Kate was right about that, even if it didn’t bear admitting. “Kate, you’ve lived in Catcher Creek most of your life. You know better than to believe everything you hear in this town, don’t you?” Her tone had a forced quality to it. She bit her tongue, wishing she had a better poker face.
Kate shrugged. “Whatever you say.”
Rachel counted down from a hundred in her head as she worked to flatten the paper she’d crushed.
But Kate wasn’t quite done. She leaned clear over the counter and arched a brow. “That’s fine, that you don’t want to talk about it. But would you do me a favor?”
Oh, boy, this ought to be good. “What?”
“When Vaughn gets done with you, will you at least give me the courtesy of a heads-up, so I can have a try at roping him in before word gets around that he’s available again?”

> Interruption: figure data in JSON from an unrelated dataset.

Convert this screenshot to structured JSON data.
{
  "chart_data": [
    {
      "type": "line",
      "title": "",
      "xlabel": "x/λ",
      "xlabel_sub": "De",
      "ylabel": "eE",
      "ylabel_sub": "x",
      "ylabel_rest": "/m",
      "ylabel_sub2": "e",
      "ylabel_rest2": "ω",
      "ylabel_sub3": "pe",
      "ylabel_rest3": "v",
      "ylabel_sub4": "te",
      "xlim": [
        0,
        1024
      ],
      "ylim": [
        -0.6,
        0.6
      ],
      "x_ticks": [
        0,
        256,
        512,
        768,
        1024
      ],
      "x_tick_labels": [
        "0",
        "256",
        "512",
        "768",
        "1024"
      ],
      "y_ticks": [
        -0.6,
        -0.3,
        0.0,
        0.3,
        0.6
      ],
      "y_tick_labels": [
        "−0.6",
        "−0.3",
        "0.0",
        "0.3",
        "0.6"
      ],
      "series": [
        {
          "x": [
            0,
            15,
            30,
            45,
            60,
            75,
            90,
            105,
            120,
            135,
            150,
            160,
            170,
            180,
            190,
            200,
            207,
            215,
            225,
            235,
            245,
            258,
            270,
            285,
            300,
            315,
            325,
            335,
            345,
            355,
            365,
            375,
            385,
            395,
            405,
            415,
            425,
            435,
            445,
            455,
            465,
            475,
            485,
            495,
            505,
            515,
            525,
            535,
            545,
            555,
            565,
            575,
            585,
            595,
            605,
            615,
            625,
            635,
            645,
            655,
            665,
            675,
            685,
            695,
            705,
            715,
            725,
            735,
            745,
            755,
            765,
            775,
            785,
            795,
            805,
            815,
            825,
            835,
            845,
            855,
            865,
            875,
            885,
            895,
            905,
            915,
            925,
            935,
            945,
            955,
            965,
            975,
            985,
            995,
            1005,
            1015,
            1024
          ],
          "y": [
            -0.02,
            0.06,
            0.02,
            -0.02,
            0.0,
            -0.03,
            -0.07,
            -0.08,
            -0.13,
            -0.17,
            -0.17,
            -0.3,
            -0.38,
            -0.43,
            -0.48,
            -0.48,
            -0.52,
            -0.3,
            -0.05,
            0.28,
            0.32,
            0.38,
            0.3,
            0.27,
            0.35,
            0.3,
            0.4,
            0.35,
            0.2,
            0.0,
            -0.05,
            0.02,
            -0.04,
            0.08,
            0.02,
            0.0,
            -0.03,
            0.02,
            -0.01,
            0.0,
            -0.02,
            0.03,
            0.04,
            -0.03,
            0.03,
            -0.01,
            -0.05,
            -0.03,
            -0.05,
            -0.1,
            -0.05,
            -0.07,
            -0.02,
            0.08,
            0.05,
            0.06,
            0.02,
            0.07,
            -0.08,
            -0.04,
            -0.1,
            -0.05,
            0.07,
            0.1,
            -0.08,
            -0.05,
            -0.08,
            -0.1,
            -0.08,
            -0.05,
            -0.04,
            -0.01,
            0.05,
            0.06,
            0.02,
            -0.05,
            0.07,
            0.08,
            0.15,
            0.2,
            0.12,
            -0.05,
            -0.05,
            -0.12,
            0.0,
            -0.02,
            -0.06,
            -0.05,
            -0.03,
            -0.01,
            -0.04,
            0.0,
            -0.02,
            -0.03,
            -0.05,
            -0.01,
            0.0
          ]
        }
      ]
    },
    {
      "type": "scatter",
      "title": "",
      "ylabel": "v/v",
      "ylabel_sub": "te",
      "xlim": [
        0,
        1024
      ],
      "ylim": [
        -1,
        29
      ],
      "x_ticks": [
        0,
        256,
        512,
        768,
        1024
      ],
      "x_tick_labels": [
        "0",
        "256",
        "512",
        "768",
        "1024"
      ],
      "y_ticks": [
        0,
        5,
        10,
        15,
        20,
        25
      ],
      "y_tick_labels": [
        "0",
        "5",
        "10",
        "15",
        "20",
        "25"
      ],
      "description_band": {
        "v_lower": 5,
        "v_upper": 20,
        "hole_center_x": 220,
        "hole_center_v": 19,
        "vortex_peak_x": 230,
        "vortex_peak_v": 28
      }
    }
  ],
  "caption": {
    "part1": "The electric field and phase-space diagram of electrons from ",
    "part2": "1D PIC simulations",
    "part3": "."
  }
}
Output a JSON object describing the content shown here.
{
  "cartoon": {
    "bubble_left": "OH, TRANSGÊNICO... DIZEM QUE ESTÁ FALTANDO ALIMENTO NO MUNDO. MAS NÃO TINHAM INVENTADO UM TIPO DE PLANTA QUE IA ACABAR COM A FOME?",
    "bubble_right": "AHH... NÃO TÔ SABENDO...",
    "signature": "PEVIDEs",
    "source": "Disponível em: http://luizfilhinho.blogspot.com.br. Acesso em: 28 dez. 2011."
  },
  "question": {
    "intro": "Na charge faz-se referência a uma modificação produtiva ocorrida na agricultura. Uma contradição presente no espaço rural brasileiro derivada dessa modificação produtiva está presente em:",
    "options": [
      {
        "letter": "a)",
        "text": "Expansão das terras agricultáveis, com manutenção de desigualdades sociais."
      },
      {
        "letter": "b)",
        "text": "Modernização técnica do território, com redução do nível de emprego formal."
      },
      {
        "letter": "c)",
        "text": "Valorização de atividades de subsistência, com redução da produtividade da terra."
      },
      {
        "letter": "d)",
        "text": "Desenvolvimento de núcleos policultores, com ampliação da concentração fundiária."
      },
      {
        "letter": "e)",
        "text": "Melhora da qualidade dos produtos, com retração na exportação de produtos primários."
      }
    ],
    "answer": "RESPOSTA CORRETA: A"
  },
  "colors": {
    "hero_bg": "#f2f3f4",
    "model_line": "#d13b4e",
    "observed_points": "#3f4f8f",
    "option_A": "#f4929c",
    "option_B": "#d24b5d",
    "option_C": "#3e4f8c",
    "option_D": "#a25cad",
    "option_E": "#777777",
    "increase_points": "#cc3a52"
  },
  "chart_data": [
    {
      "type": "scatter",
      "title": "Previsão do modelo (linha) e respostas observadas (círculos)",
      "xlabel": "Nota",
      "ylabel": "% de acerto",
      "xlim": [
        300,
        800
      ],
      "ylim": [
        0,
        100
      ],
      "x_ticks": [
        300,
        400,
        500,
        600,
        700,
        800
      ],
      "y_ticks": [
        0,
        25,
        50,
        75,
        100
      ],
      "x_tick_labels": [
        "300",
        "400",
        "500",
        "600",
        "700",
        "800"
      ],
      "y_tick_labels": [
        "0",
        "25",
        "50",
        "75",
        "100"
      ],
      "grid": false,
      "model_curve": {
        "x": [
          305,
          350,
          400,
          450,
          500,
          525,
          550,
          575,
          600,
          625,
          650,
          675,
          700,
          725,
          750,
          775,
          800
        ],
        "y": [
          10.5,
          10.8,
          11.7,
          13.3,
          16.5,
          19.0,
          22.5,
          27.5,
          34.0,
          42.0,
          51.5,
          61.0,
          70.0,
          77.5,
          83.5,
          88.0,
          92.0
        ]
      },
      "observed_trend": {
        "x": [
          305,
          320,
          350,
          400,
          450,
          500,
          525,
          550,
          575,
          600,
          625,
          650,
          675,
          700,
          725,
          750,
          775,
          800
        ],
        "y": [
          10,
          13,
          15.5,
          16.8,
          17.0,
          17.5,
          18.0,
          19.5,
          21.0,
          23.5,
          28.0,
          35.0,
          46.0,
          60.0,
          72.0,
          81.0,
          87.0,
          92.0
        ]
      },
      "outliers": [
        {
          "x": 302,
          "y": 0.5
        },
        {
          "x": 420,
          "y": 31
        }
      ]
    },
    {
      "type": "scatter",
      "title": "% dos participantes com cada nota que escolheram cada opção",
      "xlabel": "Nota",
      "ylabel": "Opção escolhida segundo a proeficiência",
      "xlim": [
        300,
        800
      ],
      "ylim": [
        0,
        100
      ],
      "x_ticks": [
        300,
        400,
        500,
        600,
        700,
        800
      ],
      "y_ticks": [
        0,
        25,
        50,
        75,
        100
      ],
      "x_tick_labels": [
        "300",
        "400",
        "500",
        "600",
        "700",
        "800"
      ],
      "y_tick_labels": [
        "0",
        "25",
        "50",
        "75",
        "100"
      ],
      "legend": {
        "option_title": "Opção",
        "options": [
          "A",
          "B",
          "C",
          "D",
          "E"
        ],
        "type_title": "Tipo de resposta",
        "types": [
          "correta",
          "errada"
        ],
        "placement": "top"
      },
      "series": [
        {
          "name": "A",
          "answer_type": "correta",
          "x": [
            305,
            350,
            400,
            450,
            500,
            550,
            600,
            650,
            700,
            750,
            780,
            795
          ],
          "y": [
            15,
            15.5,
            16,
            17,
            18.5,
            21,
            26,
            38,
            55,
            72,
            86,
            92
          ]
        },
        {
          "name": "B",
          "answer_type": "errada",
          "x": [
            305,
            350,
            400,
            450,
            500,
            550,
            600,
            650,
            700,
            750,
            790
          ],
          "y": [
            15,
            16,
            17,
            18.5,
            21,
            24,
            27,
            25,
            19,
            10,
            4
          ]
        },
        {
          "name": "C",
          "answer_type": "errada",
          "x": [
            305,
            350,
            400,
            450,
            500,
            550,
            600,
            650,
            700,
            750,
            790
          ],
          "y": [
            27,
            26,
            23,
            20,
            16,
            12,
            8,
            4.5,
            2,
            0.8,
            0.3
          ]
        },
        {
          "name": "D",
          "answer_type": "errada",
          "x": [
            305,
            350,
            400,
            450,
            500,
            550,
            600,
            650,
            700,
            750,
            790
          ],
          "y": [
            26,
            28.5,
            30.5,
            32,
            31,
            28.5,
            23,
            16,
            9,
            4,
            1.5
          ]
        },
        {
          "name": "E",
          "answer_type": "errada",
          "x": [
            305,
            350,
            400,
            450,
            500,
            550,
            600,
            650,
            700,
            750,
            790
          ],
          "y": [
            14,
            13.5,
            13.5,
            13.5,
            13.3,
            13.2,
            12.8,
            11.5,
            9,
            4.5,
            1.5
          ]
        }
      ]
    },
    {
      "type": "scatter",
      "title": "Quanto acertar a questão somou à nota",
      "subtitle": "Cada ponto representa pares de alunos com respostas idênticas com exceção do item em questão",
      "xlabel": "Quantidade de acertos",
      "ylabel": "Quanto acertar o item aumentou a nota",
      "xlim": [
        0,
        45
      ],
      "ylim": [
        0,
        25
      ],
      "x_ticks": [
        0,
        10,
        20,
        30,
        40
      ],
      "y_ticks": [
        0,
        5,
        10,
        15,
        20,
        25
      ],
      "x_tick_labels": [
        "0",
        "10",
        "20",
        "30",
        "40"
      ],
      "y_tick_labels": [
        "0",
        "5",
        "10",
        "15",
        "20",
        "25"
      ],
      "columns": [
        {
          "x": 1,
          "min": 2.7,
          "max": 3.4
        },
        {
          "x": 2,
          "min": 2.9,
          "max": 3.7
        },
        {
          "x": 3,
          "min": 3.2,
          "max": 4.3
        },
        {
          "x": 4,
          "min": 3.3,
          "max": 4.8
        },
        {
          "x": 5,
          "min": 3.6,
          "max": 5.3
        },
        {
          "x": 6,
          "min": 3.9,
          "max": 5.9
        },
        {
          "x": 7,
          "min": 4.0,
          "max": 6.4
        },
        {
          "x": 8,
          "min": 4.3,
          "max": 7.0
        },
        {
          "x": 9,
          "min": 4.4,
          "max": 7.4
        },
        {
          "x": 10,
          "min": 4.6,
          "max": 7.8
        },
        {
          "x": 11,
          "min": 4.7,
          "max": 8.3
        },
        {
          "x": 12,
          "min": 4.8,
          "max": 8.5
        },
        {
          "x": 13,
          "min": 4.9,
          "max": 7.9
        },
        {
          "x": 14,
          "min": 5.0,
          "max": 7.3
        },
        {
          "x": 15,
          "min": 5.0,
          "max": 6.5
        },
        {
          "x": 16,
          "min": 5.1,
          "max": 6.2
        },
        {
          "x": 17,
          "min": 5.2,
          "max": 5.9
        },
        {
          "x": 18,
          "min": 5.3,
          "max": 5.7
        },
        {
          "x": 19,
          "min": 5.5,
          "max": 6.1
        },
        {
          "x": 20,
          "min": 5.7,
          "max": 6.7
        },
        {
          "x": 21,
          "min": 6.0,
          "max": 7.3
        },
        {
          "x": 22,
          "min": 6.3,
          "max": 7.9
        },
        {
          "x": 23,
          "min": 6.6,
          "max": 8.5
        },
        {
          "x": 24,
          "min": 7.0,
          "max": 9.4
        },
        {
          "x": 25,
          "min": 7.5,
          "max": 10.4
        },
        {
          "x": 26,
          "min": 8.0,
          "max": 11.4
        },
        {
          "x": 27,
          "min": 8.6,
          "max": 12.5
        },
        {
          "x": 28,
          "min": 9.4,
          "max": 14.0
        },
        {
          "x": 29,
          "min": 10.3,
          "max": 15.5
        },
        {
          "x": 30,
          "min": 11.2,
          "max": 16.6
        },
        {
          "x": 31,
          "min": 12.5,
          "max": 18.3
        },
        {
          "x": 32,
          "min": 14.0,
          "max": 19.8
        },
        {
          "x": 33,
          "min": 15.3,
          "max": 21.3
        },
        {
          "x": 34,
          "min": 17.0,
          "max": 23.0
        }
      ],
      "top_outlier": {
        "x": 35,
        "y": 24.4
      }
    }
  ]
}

As far as backhanded compliments went, that one had a whole lot of knuckle to it. Rachel ran her tongue along the inside of her teeth, working up a response. She should’ve said, He’s available now. Go ahead and take your best shot. But the words wouldn’t come out.
Instead, something lit up like a flame inside her. It wasn’t plain old jealousy, though. Kate would make a fine match for Vaughn. She was pretty and fun, smart as a whip, and from a good, solid family. There was no toxic history between them, as there was between herself and Vaughn, no deep regrets or blame for grievances suffered.
But no one could match the raw heat Rachel and Vaughn generated when the two of them came together. Everything else about their lives was incompatible, but not that. Standing there, staring at Kate through slits of eyes, Rachel’s indignation turned her spine to steel. She knew without a doubt that no experience he’d ever have with Kate Parrish or any other woman would compare to the two of them.
It was that knowledge that made her say, “Then I feel obliged to inform you, Kate—woman to woman—that when I get through with him, ifI ever get through with him, he ain’t gonna be good for much. Not after being ridden that hard for that long. A cowgirl like you should know that. But if you’ve got a thing for sloppy seconds, go ahead and get in line.”